The Italians were extremely important to operations of the fairs. Because of their crafty business skills and goods obtained through their contacts with the middle and far east, they increased the popularity and relevance of the mrkets. The markets here declined as a result of the Flemish controversy, annexation and the discovery of a new Atlantic sea route that bypassed France. Soon after, the trading towns of Ghent and Bruges emerged and developd the new locale for the fairs. However, just like the Champagne and Brie, these fairs eventually collapsed and gave way to maritime trade. The decline of these fairs were due to a combination of factors as well, but the biggest one seemed to be the Black Death, which claimed appoximately 40-50% of Europe's population and important trading centers like Italy, France, and Flanders were hit the hardest. In summary Europe's venture into the world system was effected by economic, political and natural varibales that impacted the population and trading abilities.

What I found intersting is that the author shows that Champagne and Bruges and other trading towns did not necessarily deserve to fail, but the political and natural occurrences decided their fate.
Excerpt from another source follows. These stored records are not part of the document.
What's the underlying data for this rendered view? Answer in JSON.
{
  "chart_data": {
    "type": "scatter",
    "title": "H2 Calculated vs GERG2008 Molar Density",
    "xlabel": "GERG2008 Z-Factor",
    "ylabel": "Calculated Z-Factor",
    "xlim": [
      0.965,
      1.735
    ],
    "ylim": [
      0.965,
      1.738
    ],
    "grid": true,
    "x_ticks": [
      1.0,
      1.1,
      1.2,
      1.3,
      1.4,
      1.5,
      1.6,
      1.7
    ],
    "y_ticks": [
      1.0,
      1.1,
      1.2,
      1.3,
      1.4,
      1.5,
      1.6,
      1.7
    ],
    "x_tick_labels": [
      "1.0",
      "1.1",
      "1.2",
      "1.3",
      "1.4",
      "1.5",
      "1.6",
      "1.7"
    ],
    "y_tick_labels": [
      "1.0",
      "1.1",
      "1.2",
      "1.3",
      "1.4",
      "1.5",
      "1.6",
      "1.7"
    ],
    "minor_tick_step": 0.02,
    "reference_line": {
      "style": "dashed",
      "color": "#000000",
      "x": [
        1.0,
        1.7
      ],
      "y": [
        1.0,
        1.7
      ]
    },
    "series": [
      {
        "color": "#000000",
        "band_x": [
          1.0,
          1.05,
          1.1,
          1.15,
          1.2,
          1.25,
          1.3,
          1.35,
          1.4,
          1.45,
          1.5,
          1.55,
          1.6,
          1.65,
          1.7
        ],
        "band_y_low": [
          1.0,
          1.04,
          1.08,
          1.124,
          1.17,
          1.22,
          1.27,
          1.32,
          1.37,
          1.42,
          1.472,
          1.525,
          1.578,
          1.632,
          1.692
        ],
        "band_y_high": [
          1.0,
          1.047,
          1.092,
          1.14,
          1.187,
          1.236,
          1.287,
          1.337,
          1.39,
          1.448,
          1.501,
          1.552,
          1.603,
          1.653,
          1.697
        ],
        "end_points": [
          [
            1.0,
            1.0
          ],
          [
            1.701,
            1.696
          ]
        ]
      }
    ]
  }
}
This she says, is the same case for the fall of economic centers in China and other eastern countries of the world system. I find her take on European hegemony quite refreshing. Instead of advocating that Europe was somehow innately "better" than the world powers of the middle and far east,and therefore, naturally assumed a dominat role, she believes hegemony was a consequence of many factors and the west came to dominate because the circumstances were right at the time for the west. I am a senior this year and I have never had a course that told both the European and the eastern perspectives. Why does western academia tend to ignore the role and importance of the east when teaching its students world history?